Centre de recherches mathématiques

Pavillon André-Aisenstadt

Université de Montréal

2920, chemin de la Tour

**Universality of Spectral Statistics for Random Matrices**

Random matrices appear in many different branches of mathematics, with applications ranging from statistics, combinatorics and communication networks to quantum mechanics and even number theory. Despite many facets of random matrices, their spectral statistics exhibit a remarkably universal behavior. The celebrated Wigner-Gaudin-Mehta-Dyson conjecture asserts that the local eigenvalue statistics depend only on the symmetry class of the matrix and is independent of the detailed structure of the matrix ensemble. We have recently proved this conjecture by embedding the random matrix into a stochastic flow of matrices and analyzing the relaxation mechanism of the coupled stochastic differential equation for the eigenvalues. This approach has revealed the intrinsic underlying mechanism behind matrix universality.
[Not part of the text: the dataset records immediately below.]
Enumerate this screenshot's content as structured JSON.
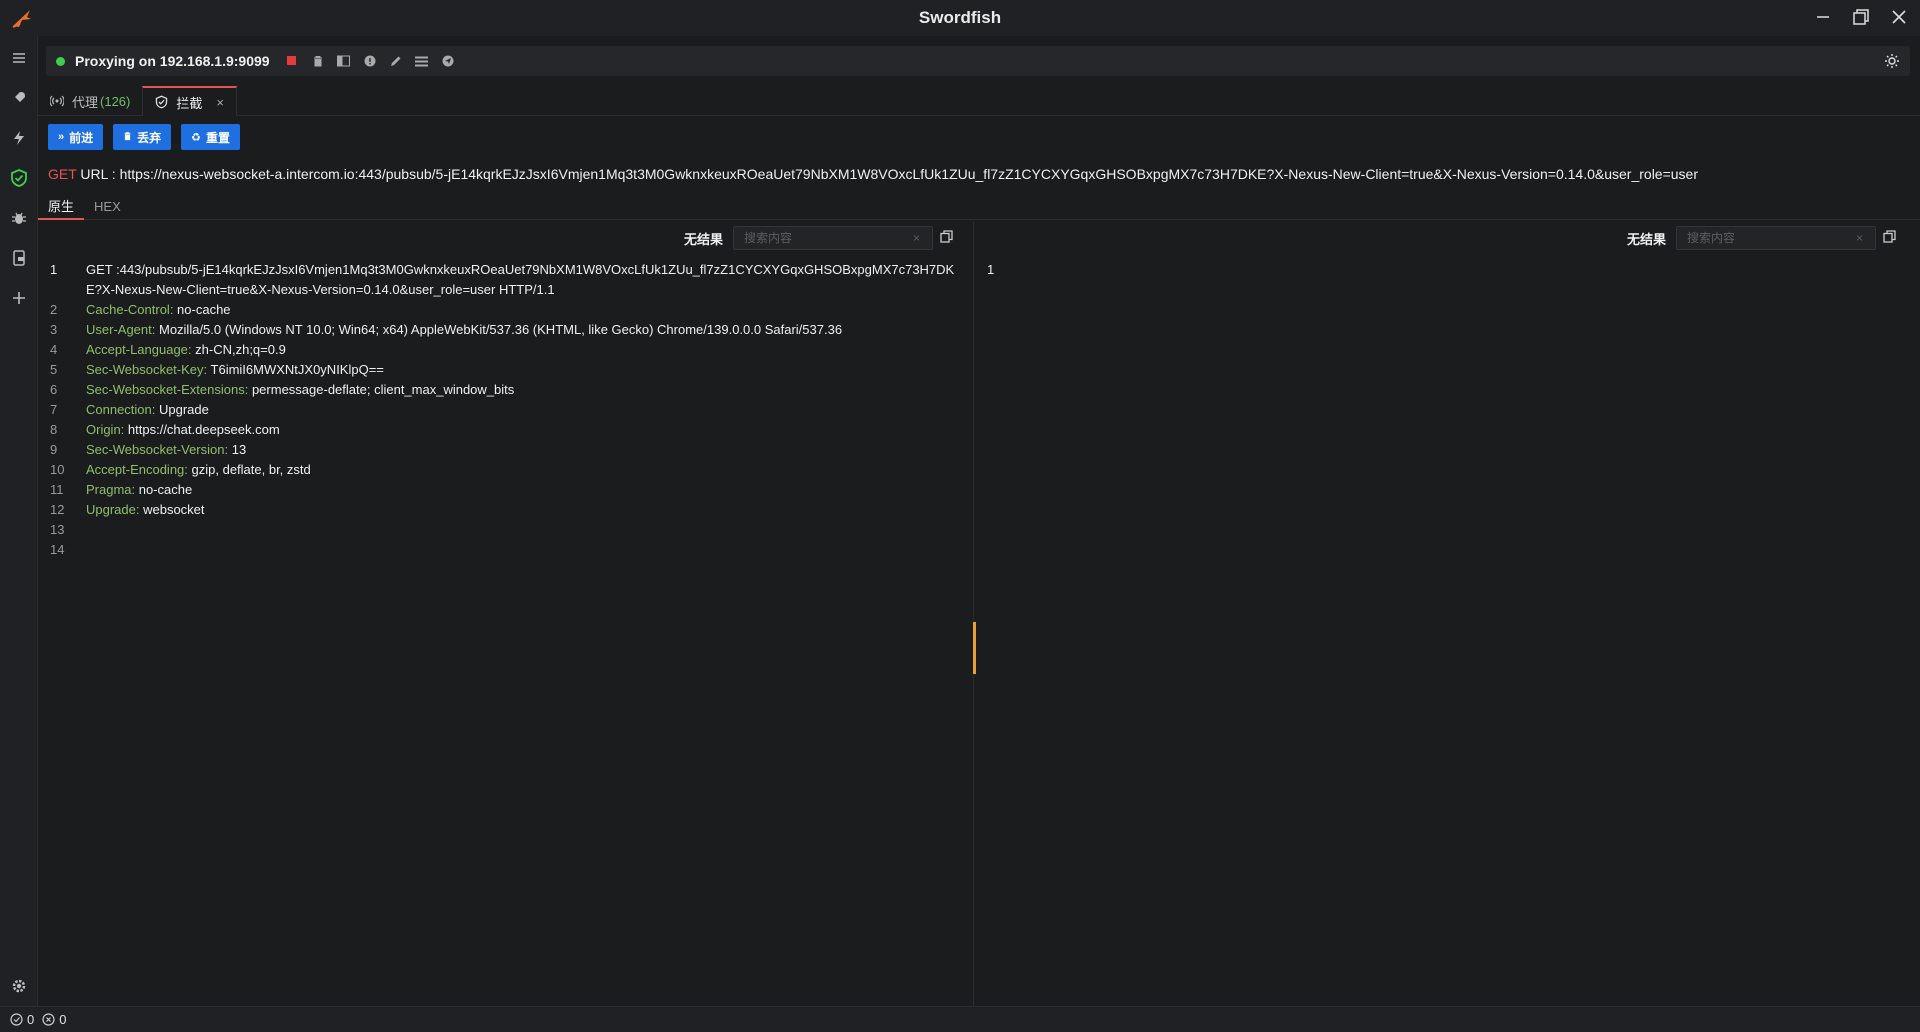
{
  "app": {
    "title": "Swordfish"
  },
  "toolbar": {
    "status_text": "Proxying on 192.168.1.9:9099",
    "status_color": "#3ecf4c",
    "icons": [
      "stop-icon",
      "trash-icon",
      "panel-icon",
      "info-icon",
      "pencil-icon",
      "list-icon",
      "send-icon",
      "sun-icon"
    ]
  },
  "tabs": [
    {
      "label": "代理",
      "count": "(126)"
    },
    {
      "label": "拦截",
      "close": "×"
    }
  ],
  "actions": {
    "forward": {
      "icon": "»",
      "label": "前进"
    },
    "discard": {
      "icon": "🗑",
      "label": "丢弃"
    },
    "reset": {
      "icon": "♻",
      "label": "重置"
    }
  },
  "request": {
    "method": "GET",
    "url_label": "URL :",
    "url": "https://nexus-websocket-a.intercom.io:443/pubsub/5-jE14kqrkEJzJsxI6Vmjen1Mq3t3M0GwknxkeuxROeaUet79NbXM1W8VOxcLfUk1ZUu_fl7zZ1CYCXYGqxGHSOBxpgMX7c73H7DKE?X-Nexus-New-Client=true&X-Nexus-Version=0.14.0&user_role=user"
  },
  "subtabs": [
    "原生",
    "HEX"
  ],
  "left_pane": {
    "no_results": "无结果",
    "search_placeholder": "搜索内容",
    "clear": "×",
    "lines": [
      {
        "n": "1",
        "key": "",
        "value": "GET :443/pubsub/5-jE14kqrkEJzJsxI6Vmjen1Mq3t3M0GwknxkeuxROeaUet79NbXM1W8VOxcLfUk1ZUu_fl7zZ1CYCXYGqxGHSOBxpgMX7c73H7DKE?X-Nexus-New-Client=true&X-Nexus-Version=0.14.0&user_role=user HTTP/1.1"
      },
      {
        "n": "2",
        "key": "Cache-Control:",
        "value": " no-cache"
      },
      {
        "n": "3",
        "key": "User-Agent:",
        "value": " Mozilla/5.0 (Windows NT 10.0; Win64; x64) AppleWebKit/537.36 (KHTML, like Gecko) Chrome/139.0.0.0 Safari/537.36"
      },
      {
        "n": "4",
        "key": "Accept-Language:",
        "value": " zh-CN,zh;q=0.9"
      },
      {
        "n": "5",
        "key": "Sec-Websocket-Key:",
        "value": " T6imiI6MWXNtJX0yNIKlpQ=="
      },
      {
        "n": "6",
        "key": "Sec-Websocket-Extensions:",
        "value": " permessage-deflate; client_max_window_bits"
      },
      {
        "n": "7",
        "key": "Connection:",
        "value": " Upgrade"
      },
      {
        "n": "8",
        "key": "Origin:",
        "value": " https://chat.deepseek.com"
      },
      {
        "n": "9",
        "key": "Sec-Websocket-Version:",
        "value": " 13"
      },
      {
        "n": "10",
        "key": "Accept-Encoding:",
        "value": " gzip, deflate, br, zstd"
      },
      {
        "n": "11",
        "key": "Pragma:",
        "value": " no-cache"
      },
      {
        "n": "12",
        "key": "Upgrade:",
        "value": " websocket"
      },
      {
        "n": "13",
        "key": "",
        "value": ""
      },
      {
        "n": "14",
        "key": "",
        "value": ""
      }
    ]
  },
  "right_pane": {
    "no_results": "无结果",
    "search_placeholder": "搜索内容",
    "clear": "×",
    "lines": [
      {
        "n": "1",
        "key": "",
        "value": ""
      }
    ]
  },
  "statusbar": {
    "ok_count": "0",
    "err_count": "0"
  },
  "colors": {
    "accent_red": "#e55353",
    "button_blue": "#1f6fe0",
    "header_key": "#8fbf6a",
    "divider_handle": "#e8a13a"
  }
}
The talk will be an overview of these developments for non-experts, summarizing our recent joint works with P. Bourgade, A. Knowles, B. Schlein, H.-T. Yau and J. Yin.

*Une réception suivra la conférence au Salon Maurice-L'Abbé, Pavillon André-Aisenstadt (Salle 6245).*

*A reception will follow at the Salon Maurice-L'Abbé, Pavillon André-Aisenstadt (Room 6245).*

### Mardi 20 mars 2012, 15h00 / Tuesday, March 20, 2012, 3:00 pm

Salle / Room 6214

Centre de recherches mathématiques

Pavillon André-Aisenstadt

Université de Montréal

2920, chemin de la Tour

**The Local Version of Wigner's Semicircle Law and Dyson's Brownian Motion**

I will give some details of the proof of our recent result on the spectral universality of Wigner random matrices. The core of the argument is a hydrodynamical approach that is concise and can be presented in some details. To apply this theory, several preparatory results will be presented, most importantly I will discuss the local version of Wigner's semicircle law.

### Jeudi 22 mars 2012, 16h00 / Thursday, March 22, 2012, 4:00 pm

Salle / Room 6214

Centre de recherches mathématiques

Pavillon André-Aisenstadt

Université de Montréal

2920, chemin de la Tour

**Quantum Diffusion and Random Band Matrices**

Random band matrices can be viewed as intermediate models between random Schrödinger operators and mean field Wigner matrices. It is expected that an Anderson-type metal-insulator transition takes place as the key parameter, the bandwidth $W$, increases. The fundamental conjecture is that the localization length is of order $W^2$. We show that the system is diffusive on a certain time scale and we deduce a nontrivial lower bound on the localization length.